Comment résister à la poésie de l’arbre dans le mur effondré, Comment résister à la couleur glauque de la lumière tamisée de poussière, comment résister au silence, comment résister à l’étrange immobilité d’un tel espace ? Il aura fallu plus d’un siècle pour que la porte s’ouvre à nouveau sur le temps suspendu de la fabrique de pianos, les rails restent le seul témoignage de l’ activité qui régnait dans cet immeuble.
A côté des grandes toiles, la palette se recompose à l’infini, du cadmium rouge sous un bleu outremer. un tortillon de blanc de zinc et un mélange de gris sur lequel gisent de gros tubes éventrés .Des pinceaux abandonnés et des vieux pots se sont fossilisés dans l’épaisseur des strates de peinture et de tâtonnement. la térébenthine s’est gélifiée brunâtre en dégageant son parfum de résine.
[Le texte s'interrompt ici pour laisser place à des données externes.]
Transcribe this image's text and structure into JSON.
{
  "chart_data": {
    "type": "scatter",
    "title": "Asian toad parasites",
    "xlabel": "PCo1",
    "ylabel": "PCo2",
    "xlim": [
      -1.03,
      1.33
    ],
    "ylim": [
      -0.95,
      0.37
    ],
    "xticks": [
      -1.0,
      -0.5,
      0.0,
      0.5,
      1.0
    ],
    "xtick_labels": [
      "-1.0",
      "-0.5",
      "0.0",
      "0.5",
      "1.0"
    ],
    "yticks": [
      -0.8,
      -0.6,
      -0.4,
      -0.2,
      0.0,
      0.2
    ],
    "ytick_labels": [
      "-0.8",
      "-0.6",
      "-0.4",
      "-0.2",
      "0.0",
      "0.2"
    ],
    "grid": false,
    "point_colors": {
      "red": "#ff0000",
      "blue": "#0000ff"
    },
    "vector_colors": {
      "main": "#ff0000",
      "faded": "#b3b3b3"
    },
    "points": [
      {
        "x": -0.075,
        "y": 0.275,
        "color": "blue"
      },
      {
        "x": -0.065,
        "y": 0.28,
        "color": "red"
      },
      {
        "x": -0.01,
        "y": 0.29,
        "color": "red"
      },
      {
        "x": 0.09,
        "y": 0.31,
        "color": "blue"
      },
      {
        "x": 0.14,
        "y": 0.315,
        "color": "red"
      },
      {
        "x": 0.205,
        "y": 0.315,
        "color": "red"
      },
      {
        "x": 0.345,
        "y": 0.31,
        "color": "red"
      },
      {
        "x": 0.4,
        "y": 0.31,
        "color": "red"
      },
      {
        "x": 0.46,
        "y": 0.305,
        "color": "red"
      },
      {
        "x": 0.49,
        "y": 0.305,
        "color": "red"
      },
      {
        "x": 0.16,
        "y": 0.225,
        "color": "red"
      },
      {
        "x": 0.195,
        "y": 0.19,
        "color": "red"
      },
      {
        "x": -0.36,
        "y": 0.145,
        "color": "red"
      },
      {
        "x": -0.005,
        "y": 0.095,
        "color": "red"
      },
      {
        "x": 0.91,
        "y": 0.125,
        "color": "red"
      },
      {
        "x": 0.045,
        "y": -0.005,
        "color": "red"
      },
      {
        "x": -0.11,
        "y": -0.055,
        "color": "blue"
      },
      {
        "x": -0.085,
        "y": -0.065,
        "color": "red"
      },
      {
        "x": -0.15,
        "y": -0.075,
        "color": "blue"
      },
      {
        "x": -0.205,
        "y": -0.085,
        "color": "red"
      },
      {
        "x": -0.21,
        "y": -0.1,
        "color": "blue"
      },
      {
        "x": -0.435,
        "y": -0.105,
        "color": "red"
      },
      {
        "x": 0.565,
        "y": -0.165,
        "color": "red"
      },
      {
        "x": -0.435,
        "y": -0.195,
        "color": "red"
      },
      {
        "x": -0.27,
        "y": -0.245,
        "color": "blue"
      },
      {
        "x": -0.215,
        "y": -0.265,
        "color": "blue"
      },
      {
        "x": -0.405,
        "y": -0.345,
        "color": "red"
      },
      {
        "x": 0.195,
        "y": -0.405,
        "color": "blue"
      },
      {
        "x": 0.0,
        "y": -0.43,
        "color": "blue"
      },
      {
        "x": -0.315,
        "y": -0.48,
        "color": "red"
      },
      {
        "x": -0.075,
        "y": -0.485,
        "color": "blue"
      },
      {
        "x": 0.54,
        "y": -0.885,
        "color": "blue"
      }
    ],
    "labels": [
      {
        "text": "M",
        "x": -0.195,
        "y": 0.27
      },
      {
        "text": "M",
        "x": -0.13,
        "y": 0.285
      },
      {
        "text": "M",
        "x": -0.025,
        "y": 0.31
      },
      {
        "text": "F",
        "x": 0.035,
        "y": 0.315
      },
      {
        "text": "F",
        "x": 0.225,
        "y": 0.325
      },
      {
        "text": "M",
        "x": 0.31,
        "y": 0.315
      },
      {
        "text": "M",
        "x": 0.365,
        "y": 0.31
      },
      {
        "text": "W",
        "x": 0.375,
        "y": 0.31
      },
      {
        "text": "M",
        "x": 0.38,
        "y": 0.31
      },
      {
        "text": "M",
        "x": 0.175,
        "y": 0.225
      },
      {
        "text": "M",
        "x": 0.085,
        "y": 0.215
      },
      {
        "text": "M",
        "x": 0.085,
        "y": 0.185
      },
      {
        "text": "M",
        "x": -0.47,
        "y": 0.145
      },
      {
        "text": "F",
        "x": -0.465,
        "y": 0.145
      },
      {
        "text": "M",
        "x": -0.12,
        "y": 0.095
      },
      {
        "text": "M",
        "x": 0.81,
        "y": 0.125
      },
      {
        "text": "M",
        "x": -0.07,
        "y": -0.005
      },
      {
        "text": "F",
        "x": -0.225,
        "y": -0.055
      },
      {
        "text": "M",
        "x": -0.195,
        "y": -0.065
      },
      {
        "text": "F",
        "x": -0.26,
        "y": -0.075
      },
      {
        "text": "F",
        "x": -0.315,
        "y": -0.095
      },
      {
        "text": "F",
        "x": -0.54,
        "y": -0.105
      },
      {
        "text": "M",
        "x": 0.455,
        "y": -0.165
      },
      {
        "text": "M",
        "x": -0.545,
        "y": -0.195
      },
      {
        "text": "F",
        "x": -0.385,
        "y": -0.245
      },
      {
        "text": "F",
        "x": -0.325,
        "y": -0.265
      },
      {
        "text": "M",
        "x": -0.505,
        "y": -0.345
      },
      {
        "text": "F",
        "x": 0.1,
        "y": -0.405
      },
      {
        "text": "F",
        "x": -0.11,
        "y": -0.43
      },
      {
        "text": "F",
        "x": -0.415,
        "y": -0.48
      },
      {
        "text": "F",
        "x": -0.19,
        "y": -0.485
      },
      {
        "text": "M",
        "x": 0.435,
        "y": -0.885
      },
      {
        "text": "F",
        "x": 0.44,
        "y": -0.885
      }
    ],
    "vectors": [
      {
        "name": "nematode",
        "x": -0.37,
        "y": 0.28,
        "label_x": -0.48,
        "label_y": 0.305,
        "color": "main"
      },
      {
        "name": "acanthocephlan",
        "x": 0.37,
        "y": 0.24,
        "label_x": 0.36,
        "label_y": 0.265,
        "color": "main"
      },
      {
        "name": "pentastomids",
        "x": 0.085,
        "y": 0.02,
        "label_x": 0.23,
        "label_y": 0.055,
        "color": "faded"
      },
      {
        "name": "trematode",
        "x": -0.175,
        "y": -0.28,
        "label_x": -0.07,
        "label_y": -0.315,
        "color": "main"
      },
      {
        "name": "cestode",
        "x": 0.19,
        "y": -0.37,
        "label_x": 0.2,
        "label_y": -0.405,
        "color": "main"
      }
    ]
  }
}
Pendant que je travaille, une branche d’arbre crisse sur la verrière, un courant d’air bouscule les feuilles de papier, éparpille les vieilles lettres qui attendent de vivre sur la toile, je les regarde s’envoler, du fusain est écrasé sur un sol constellé de tâches colorées. j’observe un papillon, il hésite à se poser sur le bord d un verre d’eau, en levant la tête on voit le ventre rond et doux des oiseaux, un bourdon se cogne sur la vitre, mais d’où vient la petite abeille ? Il suffisait de reconnaître la vie sous les gravats pour qu'elle retrouve toute sa place. Dans l’indifférence du petit immeuble qui les longe, les rails qui menaient à l’oubli ,conduisent aujourd’hui à un atelier ensoleillé de questions, de peinture et de musique.